Only 36% of Americans have a “great deal” or “quite a lot” of confidence in higher education, according to the June poll. That number is down from 57% of Americans in 2015 and 48% in 2018.
The majority of 2023 respondents, 40%, said they had “some” confidence in higher ed, while 22% said they had “very little” confidence. In 2015, just 9% of respondents had “very little” confidence.
Declines happened across the board and were not isolated to one particular political group, education level, age or sex. That fact stands out, said Zach Hrynowski, a senior education research consultant at Gallup.
“Sometimes when we do these polls and we see declines in the overall numbers, it's generally due to changes in one subsection of the population,” Hrynowski said. “In this case, higher education is losing ground, not only with folks that you might think of as generally being a little bit less favorable to the institutions, but also among the bedrock of support: Democrats, those who have a degree already (and) young Americans.”
Republicans had the steepest drop in confidence among political groups: Only 19% reported a “great deal” or “quite a lot” of confidence in 2023 compared to 56% in 2015.
During the same time period, Democrats reported a 9% drop in confidence (from 68% in 2015 to 59% in 2023) and independents saw a 16% decline (from 48% in 2015 to 32% in 2023).
Among those with a bachelor’s degree, confidence fell 10%. Those with graduate degrees reported a 17% drop. Around half of respondents with college degrees currently have a “great deal” or “quite a lot” of confidence.
Meanwhile, the confidence of those without a college degree dwindled from 54% in 2015 to 29% in 2023.
Confidence levels also dropped among all age groups and both sexes.
Hrynowski cited several factors that could contribute to the wavering confidence levels, including rising tuition costs and free speech issues on campus.
Pennsylvania colleges and universities are some of the priciest in the nation. Between 2015 and 2022, in-state tuition at Pitt climbed over 14% and Penn State tuition rose over 16%. Private universities Carnegie Mellon and Duquesne have increased their price tags by more than 20% and 34%, respectively.
At the state schools, tuition has increased by over 9% despite several years of tuition freezes. Many of the state schools are currently battling steep enrollment declines, as are Pennsylvania'scommunity colleges.

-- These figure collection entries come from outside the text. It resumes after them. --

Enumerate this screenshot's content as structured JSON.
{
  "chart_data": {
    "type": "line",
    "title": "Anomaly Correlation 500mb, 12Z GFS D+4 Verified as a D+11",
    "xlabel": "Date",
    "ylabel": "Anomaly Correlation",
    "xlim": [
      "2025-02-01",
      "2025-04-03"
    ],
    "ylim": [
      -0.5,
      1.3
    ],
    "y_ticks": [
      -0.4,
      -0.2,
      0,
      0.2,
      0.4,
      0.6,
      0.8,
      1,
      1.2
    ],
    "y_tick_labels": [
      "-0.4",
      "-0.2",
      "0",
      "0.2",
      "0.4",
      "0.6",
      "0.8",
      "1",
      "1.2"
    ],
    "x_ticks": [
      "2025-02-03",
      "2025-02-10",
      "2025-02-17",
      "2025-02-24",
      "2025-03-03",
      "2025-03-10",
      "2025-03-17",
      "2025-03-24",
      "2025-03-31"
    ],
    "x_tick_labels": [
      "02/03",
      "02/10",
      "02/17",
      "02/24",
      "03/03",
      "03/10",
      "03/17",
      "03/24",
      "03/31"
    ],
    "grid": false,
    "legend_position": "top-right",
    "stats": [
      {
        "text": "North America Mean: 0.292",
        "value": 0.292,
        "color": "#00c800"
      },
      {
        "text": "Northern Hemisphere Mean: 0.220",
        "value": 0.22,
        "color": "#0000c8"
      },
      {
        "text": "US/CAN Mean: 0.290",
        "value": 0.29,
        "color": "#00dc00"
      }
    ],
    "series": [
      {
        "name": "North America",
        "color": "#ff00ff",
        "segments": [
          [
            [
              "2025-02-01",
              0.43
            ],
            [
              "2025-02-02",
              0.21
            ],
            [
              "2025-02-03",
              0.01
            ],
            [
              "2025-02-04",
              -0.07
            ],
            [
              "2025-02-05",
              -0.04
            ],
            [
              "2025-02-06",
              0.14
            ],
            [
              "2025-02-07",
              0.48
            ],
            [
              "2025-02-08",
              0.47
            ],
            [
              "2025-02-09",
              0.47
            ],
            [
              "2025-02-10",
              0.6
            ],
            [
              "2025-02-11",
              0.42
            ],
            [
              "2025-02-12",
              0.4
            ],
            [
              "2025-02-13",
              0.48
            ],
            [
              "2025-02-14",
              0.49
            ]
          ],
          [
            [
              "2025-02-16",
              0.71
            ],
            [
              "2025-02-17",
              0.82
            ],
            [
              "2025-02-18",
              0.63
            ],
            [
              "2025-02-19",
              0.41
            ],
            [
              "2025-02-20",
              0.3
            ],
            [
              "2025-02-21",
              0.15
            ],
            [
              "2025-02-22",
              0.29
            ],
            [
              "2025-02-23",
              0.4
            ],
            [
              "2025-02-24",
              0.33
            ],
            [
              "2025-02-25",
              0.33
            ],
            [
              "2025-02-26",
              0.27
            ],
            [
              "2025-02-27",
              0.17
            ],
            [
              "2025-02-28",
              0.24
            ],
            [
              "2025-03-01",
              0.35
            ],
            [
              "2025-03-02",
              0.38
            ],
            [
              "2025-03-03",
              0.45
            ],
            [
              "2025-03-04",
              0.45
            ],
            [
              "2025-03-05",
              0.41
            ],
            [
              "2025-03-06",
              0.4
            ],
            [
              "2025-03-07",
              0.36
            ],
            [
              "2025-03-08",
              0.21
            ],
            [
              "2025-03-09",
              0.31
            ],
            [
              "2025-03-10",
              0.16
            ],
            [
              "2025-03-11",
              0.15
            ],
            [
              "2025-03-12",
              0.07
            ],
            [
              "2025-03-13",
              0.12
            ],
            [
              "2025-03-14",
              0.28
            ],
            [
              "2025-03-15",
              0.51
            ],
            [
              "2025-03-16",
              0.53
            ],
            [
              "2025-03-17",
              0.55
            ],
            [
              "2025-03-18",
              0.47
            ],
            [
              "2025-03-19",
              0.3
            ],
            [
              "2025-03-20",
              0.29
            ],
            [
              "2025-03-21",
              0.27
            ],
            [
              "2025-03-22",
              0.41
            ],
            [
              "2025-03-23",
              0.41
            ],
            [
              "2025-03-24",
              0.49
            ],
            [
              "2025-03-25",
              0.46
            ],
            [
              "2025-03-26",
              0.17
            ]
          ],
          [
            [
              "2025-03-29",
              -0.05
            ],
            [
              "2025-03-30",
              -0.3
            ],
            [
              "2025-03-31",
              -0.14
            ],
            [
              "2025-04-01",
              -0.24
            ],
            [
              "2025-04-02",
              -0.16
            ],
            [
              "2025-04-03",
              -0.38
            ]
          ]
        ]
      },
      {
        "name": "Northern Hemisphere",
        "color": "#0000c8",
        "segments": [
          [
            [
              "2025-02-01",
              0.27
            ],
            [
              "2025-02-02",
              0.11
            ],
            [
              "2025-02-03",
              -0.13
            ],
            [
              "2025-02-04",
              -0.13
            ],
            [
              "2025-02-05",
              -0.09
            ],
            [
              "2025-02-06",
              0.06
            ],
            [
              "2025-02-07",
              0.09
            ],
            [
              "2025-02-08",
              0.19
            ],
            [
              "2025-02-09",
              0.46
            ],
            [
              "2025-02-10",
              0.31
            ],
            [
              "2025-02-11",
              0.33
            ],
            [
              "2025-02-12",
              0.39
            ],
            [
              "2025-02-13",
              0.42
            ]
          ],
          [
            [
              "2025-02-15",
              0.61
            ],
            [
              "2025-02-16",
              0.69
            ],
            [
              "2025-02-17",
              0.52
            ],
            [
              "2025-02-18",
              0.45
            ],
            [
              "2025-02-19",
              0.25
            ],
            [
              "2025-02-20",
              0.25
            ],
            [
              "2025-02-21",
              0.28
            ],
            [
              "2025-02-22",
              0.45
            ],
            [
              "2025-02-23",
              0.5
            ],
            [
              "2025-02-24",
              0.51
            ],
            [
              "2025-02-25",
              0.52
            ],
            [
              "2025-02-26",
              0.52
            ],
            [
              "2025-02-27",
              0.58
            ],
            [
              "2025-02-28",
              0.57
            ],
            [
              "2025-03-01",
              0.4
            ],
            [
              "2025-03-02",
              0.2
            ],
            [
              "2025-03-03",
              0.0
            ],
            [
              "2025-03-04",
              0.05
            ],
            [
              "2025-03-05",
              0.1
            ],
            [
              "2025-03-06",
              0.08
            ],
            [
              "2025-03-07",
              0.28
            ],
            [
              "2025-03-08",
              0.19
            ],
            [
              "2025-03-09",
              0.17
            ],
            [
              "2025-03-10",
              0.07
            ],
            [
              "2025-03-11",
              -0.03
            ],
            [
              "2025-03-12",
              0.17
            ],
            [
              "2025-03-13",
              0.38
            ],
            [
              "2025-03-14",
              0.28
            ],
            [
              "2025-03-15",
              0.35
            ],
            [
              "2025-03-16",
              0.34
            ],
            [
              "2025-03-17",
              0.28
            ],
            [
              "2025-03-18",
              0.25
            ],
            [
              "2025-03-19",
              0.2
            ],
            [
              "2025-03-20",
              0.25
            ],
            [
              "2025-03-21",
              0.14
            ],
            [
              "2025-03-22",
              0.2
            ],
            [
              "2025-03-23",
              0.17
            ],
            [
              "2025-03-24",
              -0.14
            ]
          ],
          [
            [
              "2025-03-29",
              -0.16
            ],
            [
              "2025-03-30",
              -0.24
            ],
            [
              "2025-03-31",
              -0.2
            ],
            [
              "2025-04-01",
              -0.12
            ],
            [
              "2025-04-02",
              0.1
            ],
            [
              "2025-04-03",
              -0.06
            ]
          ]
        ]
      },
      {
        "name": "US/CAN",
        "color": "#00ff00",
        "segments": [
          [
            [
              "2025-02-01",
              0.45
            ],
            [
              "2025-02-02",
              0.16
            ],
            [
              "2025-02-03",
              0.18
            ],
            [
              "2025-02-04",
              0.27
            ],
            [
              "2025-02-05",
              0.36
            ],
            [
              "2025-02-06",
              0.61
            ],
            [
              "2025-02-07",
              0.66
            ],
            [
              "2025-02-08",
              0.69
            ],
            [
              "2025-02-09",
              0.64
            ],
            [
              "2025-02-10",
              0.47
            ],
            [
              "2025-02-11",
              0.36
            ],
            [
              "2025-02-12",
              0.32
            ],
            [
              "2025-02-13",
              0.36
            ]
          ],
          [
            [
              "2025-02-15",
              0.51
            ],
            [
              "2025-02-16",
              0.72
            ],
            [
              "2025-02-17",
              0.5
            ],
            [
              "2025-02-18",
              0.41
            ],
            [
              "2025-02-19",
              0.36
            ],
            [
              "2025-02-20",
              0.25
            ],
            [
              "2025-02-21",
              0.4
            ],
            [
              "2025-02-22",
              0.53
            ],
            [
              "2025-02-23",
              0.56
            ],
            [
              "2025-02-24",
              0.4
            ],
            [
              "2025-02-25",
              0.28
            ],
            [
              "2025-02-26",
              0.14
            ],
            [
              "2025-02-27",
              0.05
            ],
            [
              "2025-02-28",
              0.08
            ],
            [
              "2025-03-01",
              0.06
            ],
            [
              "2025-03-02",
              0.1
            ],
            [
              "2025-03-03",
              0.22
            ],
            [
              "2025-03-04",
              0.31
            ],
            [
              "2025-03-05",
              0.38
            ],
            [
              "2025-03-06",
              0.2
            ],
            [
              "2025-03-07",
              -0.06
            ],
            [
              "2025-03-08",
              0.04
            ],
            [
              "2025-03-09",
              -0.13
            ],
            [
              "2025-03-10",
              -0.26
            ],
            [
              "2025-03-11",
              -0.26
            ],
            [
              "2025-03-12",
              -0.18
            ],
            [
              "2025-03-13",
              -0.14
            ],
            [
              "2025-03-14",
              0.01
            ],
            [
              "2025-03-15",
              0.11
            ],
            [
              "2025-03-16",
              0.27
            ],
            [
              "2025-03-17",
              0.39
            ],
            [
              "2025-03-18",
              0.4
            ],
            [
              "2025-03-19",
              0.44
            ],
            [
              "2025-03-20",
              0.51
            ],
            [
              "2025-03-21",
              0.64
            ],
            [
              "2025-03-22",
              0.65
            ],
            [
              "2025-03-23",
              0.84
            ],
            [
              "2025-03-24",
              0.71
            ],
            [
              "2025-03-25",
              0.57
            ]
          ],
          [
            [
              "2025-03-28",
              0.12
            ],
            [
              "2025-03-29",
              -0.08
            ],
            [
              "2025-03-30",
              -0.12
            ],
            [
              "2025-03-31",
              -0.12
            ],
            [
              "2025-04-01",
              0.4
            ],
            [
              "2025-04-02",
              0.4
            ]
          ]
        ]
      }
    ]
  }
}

And over the past year, schools such as Pitt and Penn State have been the site of tumultuous protests after controversial speakers visited campus, adding to the national dialogue about free speech at universities. A 2022 survey found that half of Penn State students and 36% of Pitt students would feel somewhat or very uncomfortable sharing their views on a controversial political topic during an in-class discussion.

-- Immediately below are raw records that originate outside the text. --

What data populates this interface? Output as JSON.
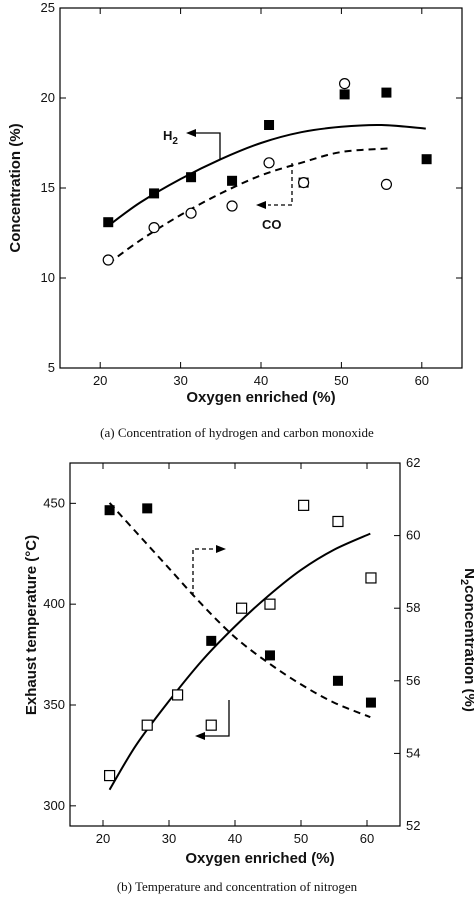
{
  "chart_data": [
    {
      "type": "scatter",
      "caption": "(a) Concentration of hydrogen and carbon monoxide",
      "xlabel": "Oxygen enriched (%)",
      "ylabel": "Concentration (%)",
      "xlim": [
        15,
        65
      ],
      "ylim": [
        5,
        25
      ],
      "xticks": [
        20,
        30,
        40,
        50,
        60
      ],
      "yticks": [
        5,
        10,
        15,
        20,
        25
      ],
      "grid": false,
      "annotations": [
        {
          "text": "H",
          "sub": "2",
          "points_to": "left"
        },
        {
          "text": "CO",
          "points_to": "left"
        }
      ],
      "series": [
        {
          "name": "H2",
          "marker": "filled-square",
          "x": [
            21,
            26.7,
            31.3,
            36.4,
            41,
            45.3,
            50.4,
            55.6,
            60.6
          ],
          "y": [
            13.1,
            14.7,
            15.6,
            15.4,
            18.5,
            15.3,
            20.2,
            20.3,
            16.6
          ]
        },
        {
          "name": "CO",
          "marker": "open-circle",
          "x": [
            21,
            26.7,
            31.3,
            36.4,
            41,
            45.3,
            50.4,
            55.6
          ],
          "y": [
            11,
            12.8,
            13.6,
            14,
            16.4,
            15.3,
            20.8,
            15.2
          ]
        }
      ],
      "fits": [
        {
          "series": "H2",
          "style": "solid",
          "x": [
            21,
            25,
            30,
            35,
            40,
            45,
            50,
            55,
            60.5
          ],
          "y": [
            12.9,
            14.2,
            15.5,
            16.6,
            17.5,
            18.1,
            18.4,
            18.5,
            18.3
          ]
        },
        {
          "series": "CO",
          "style": "dashed",
          "x": [
            21,
            25,
            30,
            35,
            40,
            45,
            50,
            56
          ],
          "y": [
            10.8,
            12.1,
            13.5,
            14.7,
            15.7,
            16.4,
            17,
            17.2
          ]
        }
      ]
    },
    {
      "type": "scatter",
      "caption": "(b) Temperature and concentration of nitrogen",
      "xlabel": "Oxygen enriched (%)",
      "ylabel": "Exhaust temperature (°C)",
      "y2label_main": "N",
      "y2label_sub": "2",
      "y2label_rest": "concentration (%)",
      "xlim": [
        15,
        65
      ],
      "ylim": [
        290,
        470
      ],
      "y2lim": [
        52,
        62
      ],
      "xticks": [
        20,
        30,
        40,
        50,
        60
      ],
      "yticks": [
        300,
        350,
        400,
        450
      ],
      "y2ticks": [
        52,
        54,
        56,
        58,
        60,
        62
      ],
      "grid": false,
      "series": [
        {
          "name": "Exhaust temperature",
          "axis": "left",
          "marker": "open-square",
          "x": [
            21,
            26.7,
            31.3,
            36.4,
            41,
            45.3,
            50.4,
            55.6,
            60.6
          ],
          "y": [
            315,
            340,
            355,
            340,
            398,
            400,
            449,
            441,
            413
          ]
        },
        {
          "name": "N2 concentration",
          "axis": "right",
          "marker": "filled-square",
          "x": [
            21,
            26.7,
            36.4,
            45.3,
            55.6,
            60.6
          ],
          "y": [
            60.7,
            60.75,
            57.1,
            56.7,
            56,
            55.4
          ]
        }
      ],
      "fits": [
        {
          "series": "Exhaust temperature",
          "axis": "left",
          "style": "solid",
          "x": [
            21,
            25,
            30,
            35,
            40,
            45,
            50,
            55,
            60.5
          ],
          "y": [
            308,
            330,
            352,
            372,
            389,
            404,
            417,
            427,
            435
          ]
        },
        {
          "series": "N2 concentration",
          "axis": "right",
          "style": "dashed",
          "x": [
            21,
            25,
            30,
            35,
            40,
            45,
            50,
            55,
            60.5
          ],
          "y": [
            60.9,
            60.1,
            59.1,
            58.1,
            57.2,
            56.5,
            55.9,
            55.4,
            55.0
          ]
        }
      ]
    }
  ]
}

Pitt and Penn State are also among four state-related universities fighting for their 2023-24 state funding during this year’s budget process. Seeking guaranteed tuition freezes and more transparency from the schools, a majority of House Republicans voted against the universities’ 2023-24 state funding last week.

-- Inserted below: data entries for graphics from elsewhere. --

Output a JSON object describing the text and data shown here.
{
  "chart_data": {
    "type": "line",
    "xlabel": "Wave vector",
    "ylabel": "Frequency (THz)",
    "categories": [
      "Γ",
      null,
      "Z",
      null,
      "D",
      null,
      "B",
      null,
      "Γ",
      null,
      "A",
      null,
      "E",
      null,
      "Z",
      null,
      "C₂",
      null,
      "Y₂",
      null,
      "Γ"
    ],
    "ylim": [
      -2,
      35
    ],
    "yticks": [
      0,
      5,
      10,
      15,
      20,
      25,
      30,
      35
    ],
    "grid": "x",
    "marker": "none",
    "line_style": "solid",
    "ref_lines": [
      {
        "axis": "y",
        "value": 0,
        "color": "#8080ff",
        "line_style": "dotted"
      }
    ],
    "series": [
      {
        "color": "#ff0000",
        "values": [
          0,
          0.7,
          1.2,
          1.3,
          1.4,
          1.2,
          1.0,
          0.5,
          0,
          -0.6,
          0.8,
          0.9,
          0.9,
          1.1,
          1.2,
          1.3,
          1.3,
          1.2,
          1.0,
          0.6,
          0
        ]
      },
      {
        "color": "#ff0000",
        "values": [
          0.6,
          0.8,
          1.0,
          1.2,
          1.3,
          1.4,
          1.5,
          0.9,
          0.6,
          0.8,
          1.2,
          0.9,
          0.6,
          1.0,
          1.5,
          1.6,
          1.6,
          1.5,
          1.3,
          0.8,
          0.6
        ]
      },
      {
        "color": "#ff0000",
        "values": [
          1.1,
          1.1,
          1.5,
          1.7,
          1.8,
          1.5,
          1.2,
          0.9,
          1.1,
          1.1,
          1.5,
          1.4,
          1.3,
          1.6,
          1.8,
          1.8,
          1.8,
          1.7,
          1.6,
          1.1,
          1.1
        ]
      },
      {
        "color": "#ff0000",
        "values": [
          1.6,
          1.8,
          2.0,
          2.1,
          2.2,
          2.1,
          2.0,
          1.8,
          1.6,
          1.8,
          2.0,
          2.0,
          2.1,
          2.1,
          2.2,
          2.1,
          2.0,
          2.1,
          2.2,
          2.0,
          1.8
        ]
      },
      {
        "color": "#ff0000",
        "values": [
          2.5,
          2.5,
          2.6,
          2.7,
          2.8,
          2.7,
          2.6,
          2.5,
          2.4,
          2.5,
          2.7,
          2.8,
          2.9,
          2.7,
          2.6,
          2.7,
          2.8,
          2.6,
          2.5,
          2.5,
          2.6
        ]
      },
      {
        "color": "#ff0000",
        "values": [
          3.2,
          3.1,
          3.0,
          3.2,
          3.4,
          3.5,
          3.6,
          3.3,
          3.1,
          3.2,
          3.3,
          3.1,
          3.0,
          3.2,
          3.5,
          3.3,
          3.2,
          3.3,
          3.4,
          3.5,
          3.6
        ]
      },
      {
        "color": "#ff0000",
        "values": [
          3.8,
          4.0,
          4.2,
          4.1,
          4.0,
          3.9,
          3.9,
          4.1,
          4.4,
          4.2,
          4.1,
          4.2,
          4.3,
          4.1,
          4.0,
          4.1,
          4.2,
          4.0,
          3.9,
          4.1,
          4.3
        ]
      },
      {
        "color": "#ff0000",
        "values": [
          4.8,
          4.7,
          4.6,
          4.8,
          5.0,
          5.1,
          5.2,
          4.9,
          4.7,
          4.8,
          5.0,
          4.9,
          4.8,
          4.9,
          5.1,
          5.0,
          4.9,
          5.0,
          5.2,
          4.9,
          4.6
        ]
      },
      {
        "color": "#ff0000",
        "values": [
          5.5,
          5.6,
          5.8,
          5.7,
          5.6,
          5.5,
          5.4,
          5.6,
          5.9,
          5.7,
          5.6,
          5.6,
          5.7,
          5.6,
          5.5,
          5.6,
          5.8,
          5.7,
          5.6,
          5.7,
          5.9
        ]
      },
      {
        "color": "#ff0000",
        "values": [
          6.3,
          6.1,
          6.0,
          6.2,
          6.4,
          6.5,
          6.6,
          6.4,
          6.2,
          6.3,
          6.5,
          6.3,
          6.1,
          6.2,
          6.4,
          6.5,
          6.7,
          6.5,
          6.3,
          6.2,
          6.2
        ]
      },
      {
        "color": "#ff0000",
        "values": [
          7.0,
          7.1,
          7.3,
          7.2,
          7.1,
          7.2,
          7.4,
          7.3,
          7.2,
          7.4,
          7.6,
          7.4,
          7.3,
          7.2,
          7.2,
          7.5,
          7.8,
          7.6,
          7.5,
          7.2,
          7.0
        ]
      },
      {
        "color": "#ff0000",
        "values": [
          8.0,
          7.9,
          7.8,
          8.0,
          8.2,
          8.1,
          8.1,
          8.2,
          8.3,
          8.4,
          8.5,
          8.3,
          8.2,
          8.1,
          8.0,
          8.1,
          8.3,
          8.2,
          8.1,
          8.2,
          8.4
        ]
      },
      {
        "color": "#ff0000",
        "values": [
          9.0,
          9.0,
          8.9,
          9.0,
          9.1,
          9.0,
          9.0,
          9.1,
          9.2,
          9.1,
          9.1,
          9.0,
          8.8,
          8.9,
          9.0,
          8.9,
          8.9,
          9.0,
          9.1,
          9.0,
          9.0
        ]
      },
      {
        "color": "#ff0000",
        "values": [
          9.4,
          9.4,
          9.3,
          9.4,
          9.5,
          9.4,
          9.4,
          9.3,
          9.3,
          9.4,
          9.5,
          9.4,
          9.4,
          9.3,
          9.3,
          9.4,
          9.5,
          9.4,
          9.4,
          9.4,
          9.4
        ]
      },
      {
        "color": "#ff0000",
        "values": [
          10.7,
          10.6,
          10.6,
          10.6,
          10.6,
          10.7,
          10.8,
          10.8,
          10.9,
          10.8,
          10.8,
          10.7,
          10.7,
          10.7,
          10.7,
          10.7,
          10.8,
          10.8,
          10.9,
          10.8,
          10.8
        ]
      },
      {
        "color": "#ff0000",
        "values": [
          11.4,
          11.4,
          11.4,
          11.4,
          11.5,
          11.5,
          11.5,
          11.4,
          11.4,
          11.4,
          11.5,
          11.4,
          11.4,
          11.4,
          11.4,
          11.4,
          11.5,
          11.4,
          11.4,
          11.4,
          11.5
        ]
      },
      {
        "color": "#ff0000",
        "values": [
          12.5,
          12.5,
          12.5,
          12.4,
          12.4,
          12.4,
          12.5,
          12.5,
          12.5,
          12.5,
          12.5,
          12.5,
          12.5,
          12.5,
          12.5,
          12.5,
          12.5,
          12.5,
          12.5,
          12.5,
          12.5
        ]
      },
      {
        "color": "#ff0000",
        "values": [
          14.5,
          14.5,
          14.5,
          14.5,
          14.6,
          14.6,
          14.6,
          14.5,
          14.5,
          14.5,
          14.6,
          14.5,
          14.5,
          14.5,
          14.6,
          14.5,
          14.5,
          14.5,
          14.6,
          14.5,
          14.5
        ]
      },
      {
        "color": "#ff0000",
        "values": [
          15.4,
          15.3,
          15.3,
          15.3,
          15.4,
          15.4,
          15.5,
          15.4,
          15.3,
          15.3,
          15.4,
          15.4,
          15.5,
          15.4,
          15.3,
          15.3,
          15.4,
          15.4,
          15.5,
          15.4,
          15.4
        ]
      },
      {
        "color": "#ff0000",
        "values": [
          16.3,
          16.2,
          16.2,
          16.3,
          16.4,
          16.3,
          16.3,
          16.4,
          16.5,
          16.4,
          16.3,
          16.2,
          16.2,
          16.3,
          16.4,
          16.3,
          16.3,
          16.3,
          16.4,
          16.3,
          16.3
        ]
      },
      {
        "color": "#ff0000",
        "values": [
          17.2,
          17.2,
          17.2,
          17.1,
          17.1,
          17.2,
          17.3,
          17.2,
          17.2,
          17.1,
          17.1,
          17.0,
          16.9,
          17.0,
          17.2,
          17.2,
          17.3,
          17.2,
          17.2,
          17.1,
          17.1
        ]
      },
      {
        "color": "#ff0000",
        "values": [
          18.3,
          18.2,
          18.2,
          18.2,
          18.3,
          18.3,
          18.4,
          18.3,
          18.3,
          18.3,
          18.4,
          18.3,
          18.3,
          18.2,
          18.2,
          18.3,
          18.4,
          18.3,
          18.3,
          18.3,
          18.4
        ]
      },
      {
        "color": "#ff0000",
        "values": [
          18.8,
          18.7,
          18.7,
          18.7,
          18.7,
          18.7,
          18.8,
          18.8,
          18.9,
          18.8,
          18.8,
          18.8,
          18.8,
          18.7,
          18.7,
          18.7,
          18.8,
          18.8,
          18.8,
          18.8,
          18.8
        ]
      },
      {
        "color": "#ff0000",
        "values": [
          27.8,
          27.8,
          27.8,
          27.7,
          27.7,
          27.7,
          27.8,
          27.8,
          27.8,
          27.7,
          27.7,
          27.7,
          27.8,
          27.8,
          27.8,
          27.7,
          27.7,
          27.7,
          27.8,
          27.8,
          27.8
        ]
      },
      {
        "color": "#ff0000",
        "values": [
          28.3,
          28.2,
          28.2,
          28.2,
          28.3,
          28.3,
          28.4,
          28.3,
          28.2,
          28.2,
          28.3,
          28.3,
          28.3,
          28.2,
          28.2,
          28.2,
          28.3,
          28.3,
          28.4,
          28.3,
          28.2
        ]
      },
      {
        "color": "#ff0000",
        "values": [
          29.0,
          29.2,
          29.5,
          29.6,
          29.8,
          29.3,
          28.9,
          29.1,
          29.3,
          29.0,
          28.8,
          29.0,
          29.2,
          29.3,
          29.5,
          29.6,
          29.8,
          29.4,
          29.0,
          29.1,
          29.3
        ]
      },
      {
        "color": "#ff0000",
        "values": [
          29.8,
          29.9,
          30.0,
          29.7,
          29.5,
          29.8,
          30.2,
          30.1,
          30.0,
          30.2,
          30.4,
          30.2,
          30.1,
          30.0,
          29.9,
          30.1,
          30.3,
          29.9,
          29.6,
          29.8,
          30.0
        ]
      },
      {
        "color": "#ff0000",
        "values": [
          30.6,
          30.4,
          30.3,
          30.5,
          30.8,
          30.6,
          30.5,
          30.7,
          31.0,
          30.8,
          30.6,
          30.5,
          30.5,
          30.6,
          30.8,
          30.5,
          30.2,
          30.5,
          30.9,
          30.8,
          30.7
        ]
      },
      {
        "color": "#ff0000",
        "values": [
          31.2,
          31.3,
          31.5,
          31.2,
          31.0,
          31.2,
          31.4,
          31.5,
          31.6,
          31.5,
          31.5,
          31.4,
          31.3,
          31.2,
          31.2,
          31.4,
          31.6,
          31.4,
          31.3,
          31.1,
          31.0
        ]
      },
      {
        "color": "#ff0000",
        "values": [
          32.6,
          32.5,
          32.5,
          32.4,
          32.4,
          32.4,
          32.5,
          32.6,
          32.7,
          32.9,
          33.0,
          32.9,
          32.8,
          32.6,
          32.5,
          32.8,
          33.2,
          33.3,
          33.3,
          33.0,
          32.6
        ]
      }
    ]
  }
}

Low confidence in higher education also signals a broader trend across the country, Hrynowski said. Trust in other American institutions – like the military, presidency and medical system – is dwindling, Gallup found.
Hrynowski said it is difficult to parse out how much of higher education’s waning confidence is specific to the institution itself, and how much of it reflects an increasingly skeptical American public.
“I think part of this is a paradigm shift in the United States where we've just seen more Americans expressing less confidence in some of these really big institutions in society,” he said.